We therefore decided to take this class and mold it into the new archetype while trying to preserve the Druid/Priest as a full heal.
In cases, where the distinction was not nearly as clear (such as Priest/Mage or Druid/Warden), we simply added mechanics to make sure the base class would still be usable, even if no gameplay adaptions by the player would be made.
I think if CoA really wants to have the official stance at reworking healers into hybrid DPS, CoA should take responsibility by creating a full healing combat + heal engine (if that’s the goal now).
The goal isn't (and never was) to hybridize all heals.
Full heals still and will always remain. We will ensure they are de facto the strongest at pure healing. This is, due to the freshness of the patch and the safety nets we put up (to ensure raids are still possible), in parts, not the case and we're working on changes to create bigger differences in heal numbers.
As laid out in the GD-Notes, the main purpose of the patch was to allow for more flexibility in choosing a healing class and similar to how DPS (should) do it, choose the combination most suited to your raid and the instance you're seeking to conquer. To be concrete: Adding another heal should mean they (or another) play a heal-dps hybrid, providing damage and supplementary heal, as well as powerful debuffs and the usual utility a main heal brings to the table (battle revives, buffs, defense reductions..) instead of a support class they are ill suited for in the gear department. It is still possible, however, no longer optimal to do so.
The design choices of certain heal skills becoming AoE, losing a global cooldown and/or providing a long-running HoT have been made to create room for players to do other things without having to stress about their raid members dying.
Hybrid combinations certainly have a much higher skill ceiling than full heals in terms of positioning, but are vastly more rewarding in terms of satisfaction than a regular healer. These mechanics are purposefully designed to work with very basic, almost rudimentary combat engines or even macros.
While feedback is appreciated already, the point has to be made that it will take time for the archetype to take root and be understood by the player base, just as the learning curve for effectively using these classes by individual players have to be respected.
Also, I’m not sure the core issue for healer damage has been fully fixed — The main reasons healers don’t do damage is that they wear healer gear. They’re missing melee magic damage %, getting mdmg bonuses from various pieces of gear, pve dmg %, etc. I get that the goal was to make it so it was less necessary to stat / spec for heals in healer gear, but it’s not just an overall healing reduction per heal - it’s less time spent healing vs DPS which also lowers overall healing done.
Healing done for Pure-Heal-Druids has increased by roughly 20% (about 35% for Druid/Scout). As Gloves of the Enchanter have been changed, they now may opt to the set gloves instead, which would provide them with even more healing than their hybrid counterparts.
The biggest gameplay change to druids was to require them to use differing spells on each class combination. Before, we'd see that basically every druid was using Recover, Mother Earth's Fountain and Restore Life exclusively to heal. Quite frankly, this contributed greatly to the reports of boredom with the gameplay and was therefore bad for the healer community as a whole and simply had to be broken to ensure there would even be future healers left.

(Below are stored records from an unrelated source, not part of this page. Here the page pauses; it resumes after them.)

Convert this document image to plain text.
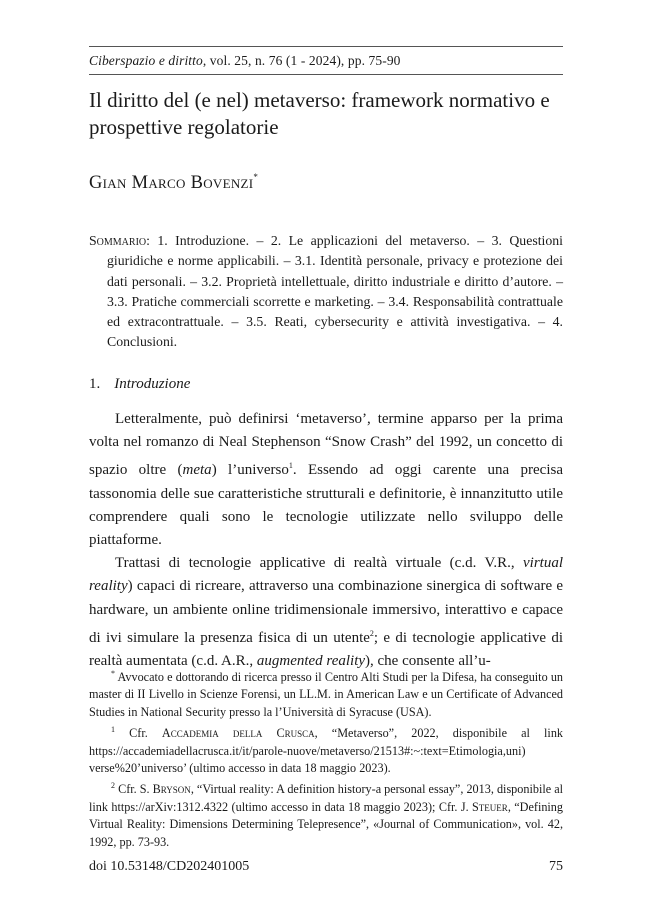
Ciberspazio e diritto, vol. 25, n. 76 (1 - 2024), pp. 75-90
Il diritto del (e nel) metaverso: framework normativo e prospettive regolatorie
Gian Marco Bovenzi*
Sommario: 1. Introduzione. – 2. Le applicazioni del metaverso. – 3. Questioni giuridiche e norme applicabili. – 3.1. Identità personale, privacy e protezione dei dati personali. – 3.2. Proprietà intellettuale, diritto industriale e diritto d’autore. – 3.3. Pratiche commerciali scorrette e marketing. – 3.4. Responsabilità contrattuale ed extracontrattuale. – 3.5. Reati, cybersecurity e attività investigativa. – 4. Conclusioni.
1. Introduzione

Letteralmente, può definirsi ‘metaverso’, termine apparso per la prima volta nel romanzo di Neal Stephenson “Snow Crash” del 1992, un concetto di spazio oltre (meta) l’universo$^1$. Essendo ad oggi carente una precisa tassonomia delle sue caratteristiche strutturali e definitorie, è innanzitutto utile comprendere quali sono le tecnologie utilizzate nello sviluppo delle piattaforme.

Trattasi di tecnologie applicative di realtà virtuale (c.d. V.R., virtual reality) capaci di ricreare, attraverso una combinazione sinergica di software e hardware, un ambiente online tridimensionale immersivo, interattivo e capace di ivi simulare la presenza fisica di un utente$^2$; e di tecnologie applicative di realtà aumentata (c.d. A.R., augmented reality), che consente all’u-

* Avvocato e dottorando di ricerca presso il Centro Alti Studi per la Difesa, ha conseguito un master di II Livello in Scienze Forensi, un LL.M. in American Law e un Certificate of Advanced Studies in National Security presso la l’Università di Syracuse (USA).

$^1$ Cfr. Accademia della Crusca, “Metaverso”, 2022, disponibile al link https://accademiadellacrusca.it/it/parole-nuove/metaverso/21513#:~:text=Etimologia,uni) verse%20’universo’ (ultimo accesso in data 18 maggio 2023).

$^2$ Cfr. S. Bryson, “Virtual reality: A definition history-a personal essay”, 2013, disponibile al link https://arXiv:1312.4322 (ultimo accesso in data 18 maggio 2023); Cfr. J. Steuer, “Defining Virtual Reality: Dimensions Determining Telepresence”, «Journal of Communication», vol. 42, 1992, pp. 73-93.

doi 10.53148/CD202401005	75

This is the only place we're forcing heals to change their behavior in (relatively minor) ways and these changes are absolutely necessary to ensure more healer players would reach endgame in the first place.
Incorporating new skills into healing will greatly reward you, not using them will reduce your healing done on average by 4%. Considering that about 65% of healing done was overhealing, we're confident (and have already seen) that healing is still fully possible and, in the case of some combinations, more relaxed than ever.
I hope I could clear up both the intent and direction we're aiming for.